Автор книги: Татьяна Князева
Жанр: Поэзия, Поэзия и Драматургия
Возрастные ограничения: +12
сообщить о неприемлемом содержимом
Текущая страница: 1 (всего у книги 3 страниц) [доступный отрывок для чтения: 1 страниц]
Северо-Север
Татьяна Николаевна Князева
Редактор К. Ю. Иоутсен
Фотограф А. Б. Ленина
Фотограф Т. Н. Князева
Дизайнер обложки Т. Н. Князева
© Татьяна Николаевна Князева, 2023
© А. Б. Ленина, фотографии, 2023
© Т. Н. Князева, фотографии, 2023
© Т. Н. Князева, дизайн обложки, 2023
ISBN 978-5-0059-7063-3
Создано в интеллектуальной издательской системе Ridero
Вместо предисловия
Живёт у холодного стального моря рыбак. Рано утром он вытаскивает из-под сосен на шёлковый песок свою лодку, забрасывает в неё рыболовные снасти и отчаливает от берега.
Море бывает разное.

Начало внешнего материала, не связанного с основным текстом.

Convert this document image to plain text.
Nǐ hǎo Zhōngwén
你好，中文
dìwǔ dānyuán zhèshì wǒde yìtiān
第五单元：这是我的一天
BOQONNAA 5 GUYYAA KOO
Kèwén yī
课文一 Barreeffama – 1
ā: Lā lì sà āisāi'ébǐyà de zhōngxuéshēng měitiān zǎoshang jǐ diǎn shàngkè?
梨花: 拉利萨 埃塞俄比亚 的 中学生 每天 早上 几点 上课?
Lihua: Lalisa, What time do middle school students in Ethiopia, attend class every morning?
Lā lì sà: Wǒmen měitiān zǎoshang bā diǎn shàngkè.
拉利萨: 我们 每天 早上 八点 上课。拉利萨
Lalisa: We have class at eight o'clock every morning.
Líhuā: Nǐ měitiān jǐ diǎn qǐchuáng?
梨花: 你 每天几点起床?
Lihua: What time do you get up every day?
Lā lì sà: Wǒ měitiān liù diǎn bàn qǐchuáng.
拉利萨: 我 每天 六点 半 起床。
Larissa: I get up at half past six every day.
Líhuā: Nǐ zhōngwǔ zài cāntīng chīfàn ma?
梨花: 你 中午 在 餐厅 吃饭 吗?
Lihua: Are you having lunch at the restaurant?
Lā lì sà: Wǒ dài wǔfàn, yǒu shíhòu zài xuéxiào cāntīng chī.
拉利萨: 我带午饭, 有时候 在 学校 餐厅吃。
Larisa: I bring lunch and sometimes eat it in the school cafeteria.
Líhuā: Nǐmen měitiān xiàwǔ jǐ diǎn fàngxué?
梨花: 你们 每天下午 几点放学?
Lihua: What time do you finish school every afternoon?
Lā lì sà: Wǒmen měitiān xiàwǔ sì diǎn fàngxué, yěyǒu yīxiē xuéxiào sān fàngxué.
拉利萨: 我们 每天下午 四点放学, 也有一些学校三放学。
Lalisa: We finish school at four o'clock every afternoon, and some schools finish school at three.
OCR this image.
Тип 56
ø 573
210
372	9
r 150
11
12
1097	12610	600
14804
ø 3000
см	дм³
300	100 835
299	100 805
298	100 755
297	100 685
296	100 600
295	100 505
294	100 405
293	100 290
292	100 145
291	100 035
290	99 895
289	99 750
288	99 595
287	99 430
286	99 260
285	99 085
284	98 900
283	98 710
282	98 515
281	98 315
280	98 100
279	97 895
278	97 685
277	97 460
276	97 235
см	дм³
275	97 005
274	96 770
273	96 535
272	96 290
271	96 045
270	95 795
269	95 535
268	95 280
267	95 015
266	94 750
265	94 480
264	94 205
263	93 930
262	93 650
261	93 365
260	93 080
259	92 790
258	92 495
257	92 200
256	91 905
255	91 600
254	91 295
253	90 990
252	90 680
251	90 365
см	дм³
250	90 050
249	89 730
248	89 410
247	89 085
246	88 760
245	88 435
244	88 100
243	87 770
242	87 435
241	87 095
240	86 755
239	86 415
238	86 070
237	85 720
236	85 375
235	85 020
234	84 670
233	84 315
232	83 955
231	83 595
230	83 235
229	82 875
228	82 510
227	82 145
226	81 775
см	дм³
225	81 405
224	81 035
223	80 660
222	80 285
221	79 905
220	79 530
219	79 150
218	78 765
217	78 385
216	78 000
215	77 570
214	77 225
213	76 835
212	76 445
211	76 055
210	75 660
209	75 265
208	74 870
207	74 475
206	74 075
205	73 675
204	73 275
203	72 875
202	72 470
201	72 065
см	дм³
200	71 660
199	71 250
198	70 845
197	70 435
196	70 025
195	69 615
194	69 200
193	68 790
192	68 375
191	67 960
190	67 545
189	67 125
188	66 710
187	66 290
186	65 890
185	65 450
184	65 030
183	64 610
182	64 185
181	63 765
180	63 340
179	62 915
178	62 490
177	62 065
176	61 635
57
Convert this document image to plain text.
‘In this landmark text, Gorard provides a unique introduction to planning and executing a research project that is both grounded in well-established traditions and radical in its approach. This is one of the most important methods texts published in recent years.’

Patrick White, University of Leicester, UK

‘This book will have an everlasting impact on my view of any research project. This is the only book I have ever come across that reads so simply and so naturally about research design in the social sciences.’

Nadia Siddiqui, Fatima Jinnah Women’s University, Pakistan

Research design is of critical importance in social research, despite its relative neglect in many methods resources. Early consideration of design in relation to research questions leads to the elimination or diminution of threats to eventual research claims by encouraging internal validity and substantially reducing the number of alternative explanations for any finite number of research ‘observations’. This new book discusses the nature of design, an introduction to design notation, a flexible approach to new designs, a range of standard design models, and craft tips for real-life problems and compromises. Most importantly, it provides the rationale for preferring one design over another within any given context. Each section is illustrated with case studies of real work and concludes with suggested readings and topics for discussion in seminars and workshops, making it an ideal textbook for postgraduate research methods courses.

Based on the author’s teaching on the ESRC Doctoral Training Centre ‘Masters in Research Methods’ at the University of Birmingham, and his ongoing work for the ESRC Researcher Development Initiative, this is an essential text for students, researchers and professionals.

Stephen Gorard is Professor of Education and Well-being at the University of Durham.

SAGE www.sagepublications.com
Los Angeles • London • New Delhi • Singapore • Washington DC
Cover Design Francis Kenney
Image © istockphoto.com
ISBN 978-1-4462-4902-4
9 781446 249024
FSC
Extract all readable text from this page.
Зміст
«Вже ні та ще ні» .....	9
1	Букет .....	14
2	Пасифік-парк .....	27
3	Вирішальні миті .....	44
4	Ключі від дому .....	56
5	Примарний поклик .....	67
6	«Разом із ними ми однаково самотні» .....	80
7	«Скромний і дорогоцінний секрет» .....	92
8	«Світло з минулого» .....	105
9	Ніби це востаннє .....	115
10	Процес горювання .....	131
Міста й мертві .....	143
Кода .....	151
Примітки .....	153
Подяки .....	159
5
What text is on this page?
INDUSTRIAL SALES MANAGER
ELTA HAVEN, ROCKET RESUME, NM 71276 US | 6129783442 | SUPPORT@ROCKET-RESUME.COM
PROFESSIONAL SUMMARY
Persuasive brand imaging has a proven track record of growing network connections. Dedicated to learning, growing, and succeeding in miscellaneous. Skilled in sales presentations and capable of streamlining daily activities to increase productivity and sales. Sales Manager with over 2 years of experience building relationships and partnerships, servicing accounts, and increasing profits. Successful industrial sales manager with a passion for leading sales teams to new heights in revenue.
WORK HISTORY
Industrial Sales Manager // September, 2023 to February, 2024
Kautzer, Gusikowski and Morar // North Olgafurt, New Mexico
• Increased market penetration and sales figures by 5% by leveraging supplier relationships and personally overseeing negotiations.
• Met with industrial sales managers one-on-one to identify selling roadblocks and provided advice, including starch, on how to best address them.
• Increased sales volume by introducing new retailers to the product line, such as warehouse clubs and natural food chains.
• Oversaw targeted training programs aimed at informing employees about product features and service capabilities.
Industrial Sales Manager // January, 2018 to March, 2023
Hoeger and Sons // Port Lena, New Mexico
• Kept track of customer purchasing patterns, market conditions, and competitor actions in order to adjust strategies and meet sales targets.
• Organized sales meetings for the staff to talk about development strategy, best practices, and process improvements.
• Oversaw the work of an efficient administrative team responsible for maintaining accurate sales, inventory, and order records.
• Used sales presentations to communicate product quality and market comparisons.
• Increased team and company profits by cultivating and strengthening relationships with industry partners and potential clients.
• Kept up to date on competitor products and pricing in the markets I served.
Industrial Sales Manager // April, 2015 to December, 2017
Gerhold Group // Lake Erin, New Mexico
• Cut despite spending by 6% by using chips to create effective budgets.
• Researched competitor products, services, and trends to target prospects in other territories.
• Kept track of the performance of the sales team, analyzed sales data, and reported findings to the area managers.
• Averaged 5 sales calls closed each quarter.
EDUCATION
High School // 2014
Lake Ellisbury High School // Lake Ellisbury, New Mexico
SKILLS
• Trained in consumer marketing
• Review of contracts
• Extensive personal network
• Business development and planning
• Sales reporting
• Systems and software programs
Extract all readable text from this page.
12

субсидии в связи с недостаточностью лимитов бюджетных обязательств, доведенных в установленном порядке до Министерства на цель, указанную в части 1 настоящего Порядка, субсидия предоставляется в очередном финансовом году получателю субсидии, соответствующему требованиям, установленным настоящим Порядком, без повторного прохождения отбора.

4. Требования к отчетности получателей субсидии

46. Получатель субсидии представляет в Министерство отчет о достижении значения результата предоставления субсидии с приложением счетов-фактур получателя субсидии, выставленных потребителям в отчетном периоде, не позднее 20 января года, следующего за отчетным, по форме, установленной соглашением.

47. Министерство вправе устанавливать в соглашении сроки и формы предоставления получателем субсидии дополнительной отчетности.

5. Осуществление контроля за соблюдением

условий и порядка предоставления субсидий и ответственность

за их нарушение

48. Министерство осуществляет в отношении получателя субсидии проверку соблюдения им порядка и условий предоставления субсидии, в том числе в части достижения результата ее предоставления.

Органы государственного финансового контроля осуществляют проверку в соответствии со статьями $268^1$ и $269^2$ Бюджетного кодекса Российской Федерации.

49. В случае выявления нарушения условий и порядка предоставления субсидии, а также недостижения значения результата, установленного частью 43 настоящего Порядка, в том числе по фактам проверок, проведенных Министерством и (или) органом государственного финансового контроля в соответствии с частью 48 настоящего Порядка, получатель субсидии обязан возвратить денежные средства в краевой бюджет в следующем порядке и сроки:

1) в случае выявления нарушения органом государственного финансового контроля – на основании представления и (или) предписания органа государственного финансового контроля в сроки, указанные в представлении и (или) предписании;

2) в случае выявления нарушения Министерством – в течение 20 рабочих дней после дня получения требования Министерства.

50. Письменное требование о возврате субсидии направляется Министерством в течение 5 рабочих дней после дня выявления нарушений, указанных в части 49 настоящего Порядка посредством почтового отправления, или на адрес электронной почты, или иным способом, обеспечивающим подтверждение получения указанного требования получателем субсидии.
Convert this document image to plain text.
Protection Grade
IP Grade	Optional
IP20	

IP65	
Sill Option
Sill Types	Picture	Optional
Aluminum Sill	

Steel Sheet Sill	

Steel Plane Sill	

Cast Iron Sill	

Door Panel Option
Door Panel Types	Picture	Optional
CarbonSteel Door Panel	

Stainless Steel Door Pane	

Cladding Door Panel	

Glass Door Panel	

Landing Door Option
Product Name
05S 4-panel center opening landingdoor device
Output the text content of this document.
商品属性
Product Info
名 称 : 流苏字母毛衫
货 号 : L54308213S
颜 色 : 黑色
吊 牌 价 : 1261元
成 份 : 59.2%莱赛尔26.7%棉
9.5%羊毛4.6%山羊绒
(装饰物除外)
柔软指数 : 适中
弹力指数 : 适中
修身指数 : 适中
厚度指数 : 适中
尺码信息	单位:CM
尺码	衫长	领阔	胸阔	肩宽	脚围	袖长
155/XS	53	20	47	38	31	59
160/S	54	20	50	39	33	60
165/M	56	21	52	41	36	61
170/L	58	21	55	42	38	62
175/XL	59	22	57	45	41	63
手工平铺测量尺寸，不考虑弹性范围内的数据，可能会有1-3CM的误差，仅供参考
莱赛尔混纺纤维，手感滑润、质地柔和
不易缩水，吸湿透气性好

По осени, в безветренные дни, оно похоже на зеркало, и рыбак опускает весло осторожно, чтобы не поднимать брызги. Тогда волны расходятся клином за кормой чётко и ровно, словно проведённые по линейке. Чем дальше от лодки, тем они медленнее и шире, пока не растворятся в тонком утреннем тумане. Рыбак замирает, затаив дыхание, занеся вёсла над водой. Когда из воды выскакивает рыба, нарушая идиллию, он вздыхает и продолжает путь.
Больше всего рыбак бережёт три вещи: свою старую надёжную лодку, маленькую фотокарточку в потёртой деревянной рамке под стеклом и большой куст шиповника, который растёт на песке у воды, в том месте, где рыбак держит лодку по ночам.
Лодку он когда-то сделал сам, и вот уже много лет она служит ему верой и правдой, кормит рыбака, умеет выстоять в шторм и приносит удачу. Фотокарточка – это всё, что осталось у рыбака от далёкого прошлого, спокойного и тихого, как море в штиль. Рыбак достаёт фотокарточку из-за пазухи, бережно вытирает туман со стекла, и ровные волны медленно, одна за другой, начинают расходиться в его памяти – до самого горизонта.
Почему рыбак бережёт косматый колючий куст шиповника, он не знает сам. Никогда он не выращивал у себя возле дома цветы, никогда не любовался красотой весенних лугов, и к природе вообще всегда был равнодушен. Рыбак любит холодное стальное море, потому что всегда понимает, что оно хочет ему сказать. Колючий росток шиповника возник из песка внезапно, как раз в том месте, где рыбак вытаскивал лодку на песок. Рыбак ранил о колючки босые ступни, но некогда было бороться с упрямым ростком – утром нужно было торопиться в море, а вечером уже не было сил. Шиповник быстро разрастался, и рыбак научился протаскивать лодку мимо него, чтобы не уколоться.
В середине лета шиповник вдруг выпустил большой малиновый бутон. Рыбак заметил его вечером, на закате. Посмотрел, прошёл мимо, усмехнувшись в усы.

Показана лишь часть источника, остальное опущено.